There are a lot of angles you could take writing about Tim Harris writing a positive piece about McGinn’s downtown public safety program. Taking two paragraphs to set up how much you assume the ideas are at odds, as Josh Feit (?), does here doesn’t strike me as particularly helpful.
McGinn started his term with the support of an unlikely alliance of social justice lefties (like Real Change director Tim Harris) and urbanist greens (like the Sierra Club, where McGinn once served as chairman); typically those factions are at odds, with the social justice activists criticizing the urbanists as bourgeois and the urbansits criticizing the social justice advocates as provincial.
McGinn had some success keeping the coalition together, vetoing the panhandling ordinance for example. But as he pushed hard on urban density and light rail he has rubbed some advocates for the city’s lowest-income and homeles sresidents [sic] the wrong way; they’ve argued that density and high-cost rail transit increase the cost of living for Seattle’s poorest.
I mean, I’ve always felt it was a natural alliance. People in Seattle are generally supportive of both goals. And given that bad environmental things are generally shitting on poor people, they’re pretty intertwined. Really, wanting to put transit in poor neighborhoods isn’t as opposed by social justice activists as the piece assumes (although dealing with higher prices, etc. that can come from it absolutely is part of the social justice agenda).
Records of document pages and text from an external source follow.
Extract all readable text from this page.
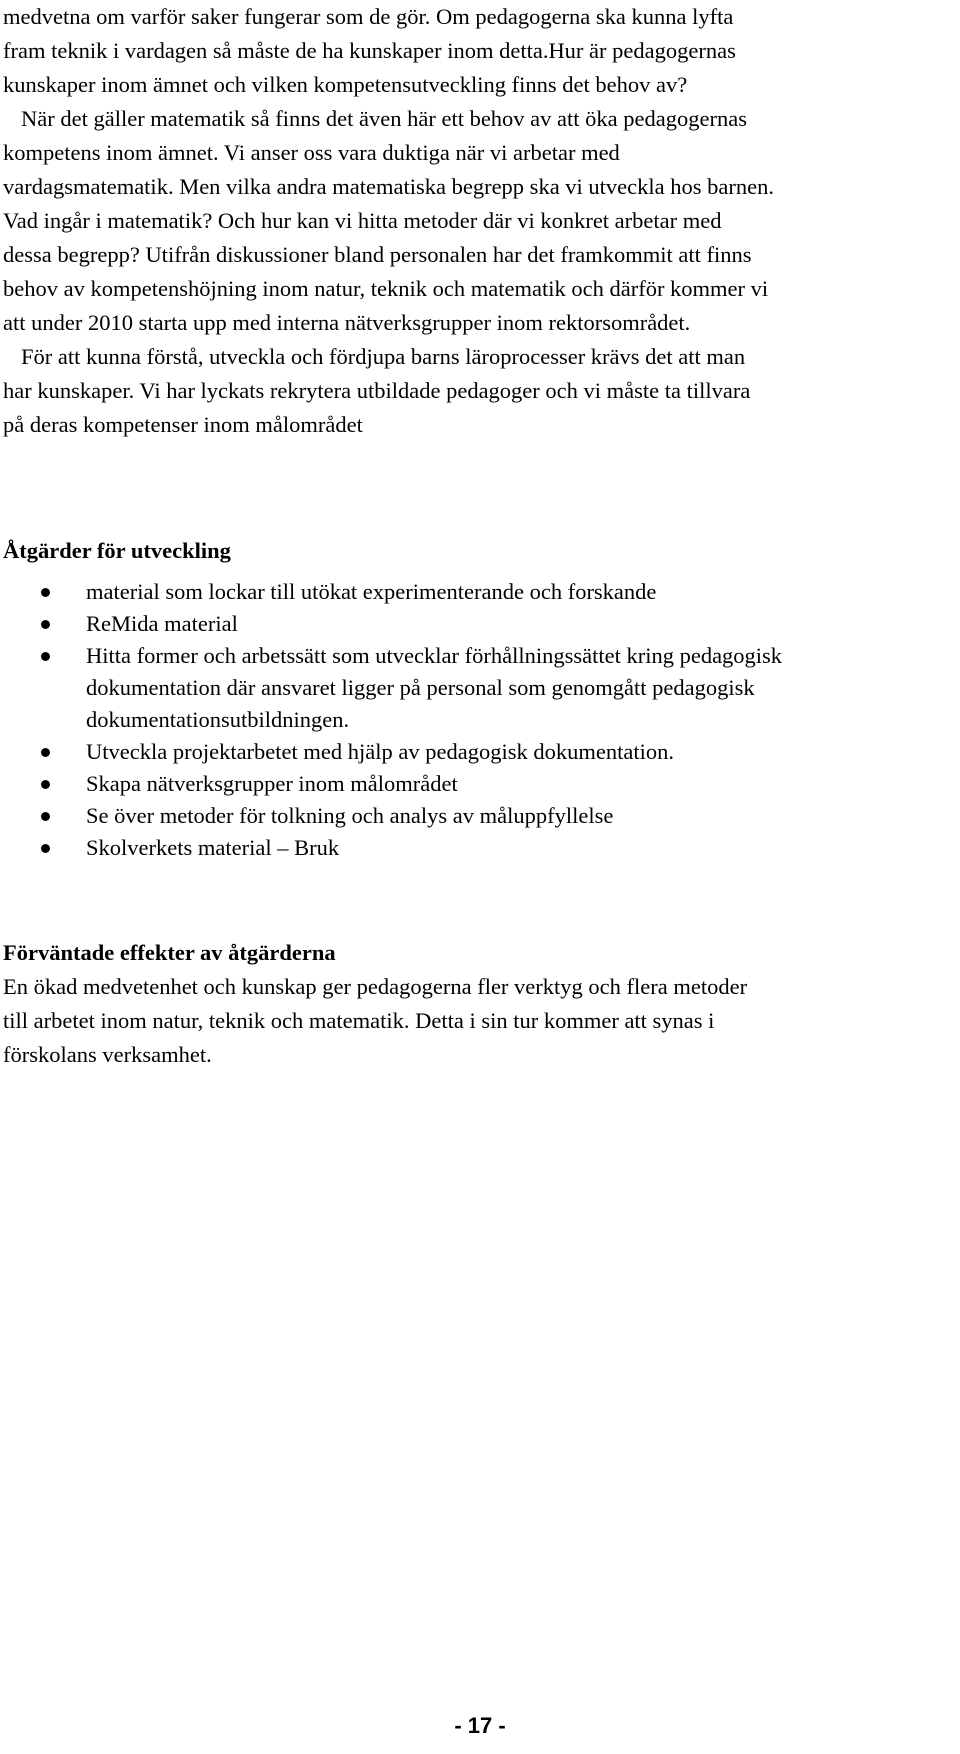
medvetna om varför saker fungerar som de gör. Om pedagogerna ska kunna lyfta
fram teknik i vardagen så måste de ha kunskaper inom detta.Hur är pedagogernas
kunskaper inom ämnet och vilken kompetensutveckling finns det behov av?
När det gäller matematik så finns det även här ett behov av att öka pedagogernas
kompetens inom ämnet. Vi anser oss vara duktiga när vi arbetar med
vardagsmatematik. Men vilka andra matematiska begrepp ska vi utveckla hos barnen.
Vad ingår i matematik? Och hur kan vi hitta metoder där vi konkret arbetar med
dessa begrepp? Utifrån diskussioner bland personalen har det framkommit att finns
behov av kompetenshöjning inom natur, teknik och matematik och därför kommer vi
att under 2010 starta upp med interna nätverksgrupper inom rektorsområdet.
För att kunna förstå, utveckla och fördjupa barns läroprocesser krävs det att man
har kunskaper. Vi har lyckats rekrytera utbildade pedagoger och vi måste ta tillvara
på deras kompetenser inom målområdet
Åtgärder för utveckling
material som lockar till utökat experimenterande och forskande
ReMida material
Hitta former och arbetssätt som utvecklar förhållningssättet kring pedagogisk
dokumentation där ansvaret ligger på personal som genomgått pedagogisk
dokumentationsutbildningen.
Utveckla projektarbetet med hjälp av pedagogisk dokumentation.
Skapa nätverksgrupper inom målområdet
Se över metoder för tolkning och analys av måluppfyllelse
Skolverkets material – Bruk
Förväntade effekter av åtgärderna
En ökad medvetenhet och kunskap ger pedagogerna fler verktyg och flera metoder
till arbetet inom natur, teknik och matematik. Detta i sin tur kommer att synas i
förskolans verksamhet.
- 17 -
Now recently, I’m not so sure how solid McGinn’s commitment to social justice is with his response to the DOJ on police accountability, for example.
Michael spews:
Social justice and healthy cities and good quality urbanism are a big part of the environmental movement.
Josh needs to get out more often.
Pete spews:
I think the word you’re looking for is “gentrification.” And no, social justice activists never have any qualms about that.